Tenho pensado muito em como é difícil dissociar o que as pessoas dizem daquilo que elas fazem. E em como promessas vazias carregam uma irresponsabilidade emocional absurda. Tenho ouvido algumas falarem "ah, eu avisei que era assim", como se isso fosse a desculpa perfeita para qualquer vacilo — e, no caso, fica fácil não precisar arcar com nenhum tipo de responsabilidade. Acho tão complexo não acreditar nas pessoas — especialmente naquelas que estão perto —, que ainda me impressiono quando elas me magoam. Mas sou do tipo que ainda tem fé na humanidade. Juro.

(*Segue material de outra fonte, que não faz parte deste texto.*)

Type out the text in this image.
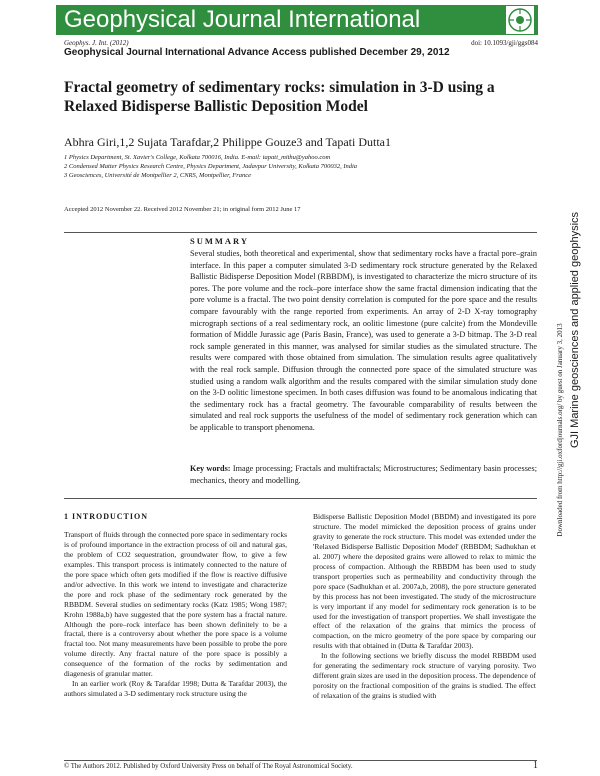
Geophysical Journal International
Geophys. J. Int. (2012)	doi: 10.1093/gji/ggs084
Geophysical Journal International Advance Access published December 29, 2012
Fractal geometry of sedimentary rocks: simulation in 3-D using a Relaxed Bidisperse Ballistic Deposition Model
Abhra Giri,1,2 Sujata Tarafdar,2 Philippe Gouze3 and Tapati Dutta1
1 Physics Department, St. Xavier's College, Kolkata 700016, India. E-mail: tapati_mithu@yahoo.com
2 Condensed Matter Physics Research Centre, Physics Department, Jadavpur University, Kolkata 700032, India
3 Geosciences, Université de Montpellier 2, CNRS, Montpellier, France
Accepted 2012 November 22. Received 2012 November 21; in original form 2012 June 17
SUMMARY
Several studies, both theoretical and experimental, show that sedimentary rocks have a fractal pore–grain interface. In this paper a computer simulated 3-D sedimentary rock structure generated by the Relaxed Ballistic Bidisperse Deposition Model (RBBDM), is investigated to characterize the micro structure of its pores. The pore volume and the rock–pore interface show the same fractal dimension indicating that the pore volume is a fractal. The two point density correlation is computed for the pore space and the results compare favourably with the range reported from experiments. An array of 2-D X-ray tomography micrograph sections of a real sedimentary rock, an oolitic limestone (pure calcite) from the Mondeville formation of Middle Jurassic age (Paris Basin, France), was used to generate a 3-D bitmap. The 3-D real rock sample generated in this manner, was analysed for similar studies as the simulated structure. The results were compared with those obtained from simulation. The simulation results agree qualitatively with the real rock sample. Diffusion through the connected pore space of the simulated structure was studied using a random walk algorithm and the results compared with the similar simulation study done on the 3-D oolitic limestone specimen. In both cases diffusion was found to be anomalous indicating that the sedimentary rock has a fractal geometry. The favourable comparability of results between the simulated and real rock supports the usefulness of the model of sedimentary rock generation which can be applicable to transport phenomena.
Key words: Image processing; Fractals and multifractals; Microstructures; Sedimentary basin processes; mechanics, theory and modelling.
1 INTRODUCTION

Transport of fluids through the connected pore space in sedimentary rocks is of profound importance in the extraction process of oil and natural gas, the problem of CO2 sequestration, groundwater flow, to give a few examples. This transport process is intimately connected to the nature of the pore space which often gets modified if the flow is reactive diffusive and/or advective. In this work we intend to investigate and characterize the pore and rock phase of the sedimentary rock generated by the RBBDM. Several studies on sedimentary rocks (Katz 1985; Wong 1987; Krohn 1988a,b) have suggested that the pore system has a fractal nature. Although the pore–rock interface has been shown definitely to be a fractal, there is a controversy about whether the pore space is a volume fractal too. Not many measurements have been possible to probe the pore volume directly. Any fractal nature of the pore space is possibly a consequence of the formation of the rocks by sedimentation and diagenesis of granular matter.

In an earlier work (Roy & Tarafdar 1998; Dutta & Tarafdar 2003), the authors simulated a 3-D sedimentary rock structure using the

Bidisperse Ballistic Deposition Model (BBDM) and investigated its pore structure. The model mimicked the deposition process of grains under gravity to generate the rock structure. This model was extended under the 'Relaxed Bidisperse Ballistic Deposition Model' (RBBDM; Sadhukhan et al. 2007) where the deposited grains were allowed to relax to mimic the process of compaction. Although the RBBDM has been used to study transport properties such as permeability and conductivity through the pore space (Sadhukhan et al. 2007a,b, 2008), the pore structure generated by this process has not been investigated. The study of the microstructure is very important if any model for sedimentary rock generation is to be used for the investigation of transport properties. We shall investigate the effect of the relaxation of the grains that mimics the process of compaction, on the micro geometry of the pore space by comparing our results with that obtained in (Dutta & Tarafdar 2003).

In the following sections we briefly discuss the model RBBDM used for generating the sedimentary rock structure of varying porosity. Two different grain sizes are used in the deposition process. The dependence of porosity on the fractional composition of the grains is studied. The effect of relaxation of the grains is studied with

© The Authors 2012. Published by Oxford University Press on behalf of The Royal Astronomical Society.	1
GJI Marine geosciences and applied geophysics
Downloaded from http://gji.oxfordjournals.org/ by guest on January 3, 2013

E forjei o meu olhar em um ambiente tão diverso, com experiências tão interessantes, que me desafio a não acreditar na minha percepção prévia sobre as situações. Todos somos bem mais do que um fragmento que alguém decidiu idealizar (ou o oposto disso). Às vezes, é preciso reunir em um mesmo local algumas experiências que ajudam a contemplar essa riqueza — quem não tem um arcabouço variado a essa altura da vida?
Lembro que quando ainda estava na faculdade, entrei em um ônibus em Porto Alegre rumo a um endereço que nunca tinha ido, tampouco tinha estado naquela linha antes. Recorri, então, ao cobrador, para que me sinalizasse o melhor lugar para descer. O ponto não chegava nunca e eu não parava de perguntar a ele. Até que um rapaz cego, que estava ao meu lado e era muito mais bem situado do que eu, decidiu me avisar e explicar a distância que ainda faltava. Me tranquilizou e me ensinou a prestar atenção nas sutilezas da vida, a dar ouvidos para quem tem vontade de ajudar.
Sexta-feira, estava caminhando pela nova vizinhança e contemplando o azul do céu — azul é minha cor favorita e só me traz bons sentimentos —, quando olhei para cima e vi galhos secos de uma árvore, num ângulo que trazia o contraste com a cor e a fotografei. Fiquei orgulhosa contemplando a singeleza e ri pensando que até lembrava a obra Amendoeira em Flor, do Van Gogh, exceto pela falta das flores. Eis outra lição importante, já que o exemplo usado não é para exprimir uma presunçosa erudição: às vezes, o que mais está presente é o que falta, o que não está mais lá. A foto virou quase uma aula de semiótica. Eu sorri ao invés de chorar.
Quando fui voluntária no setor de oncologia de um hospital, fiquei impressionada ao ver que as pessoas com quem conversava queriam me mostrar que eram bem mais do que eu estava vendo, na imagem delas sentadas em cadeiras e ligadas a um fiozinho transparente. Elas andavam a cavalo, cuidavam dos netos, cortavam lenha, tinham sonhos e histórias. Aquele estado era circunstancial e não as definia. O que eu via, era um recorte da realidade. Poucos aprendizados foram melhores do que esse.
Já me perdi ao ajudar um desconhecido a chegar num endereço em Caxias e consegui me encontrar em um metrô em Moscou, com placas escritas em russo. A atenção plena para executar tarefas simples não é só uma fórmula para vender livros e curso online, ela faz diferença no dia a dia. Já me perdi por amor, mas sempre busco me reencontrar. A gente tem que saber voltar para si, né?
Sigo com fé e acreditando que as pessoas podem ser melhores do que parecem, mesmo que avisem que são exatamente como são. Até porque elas podem ser várias. A face que vemos é apenas a que escolhemos contemplar — e está tudo bem.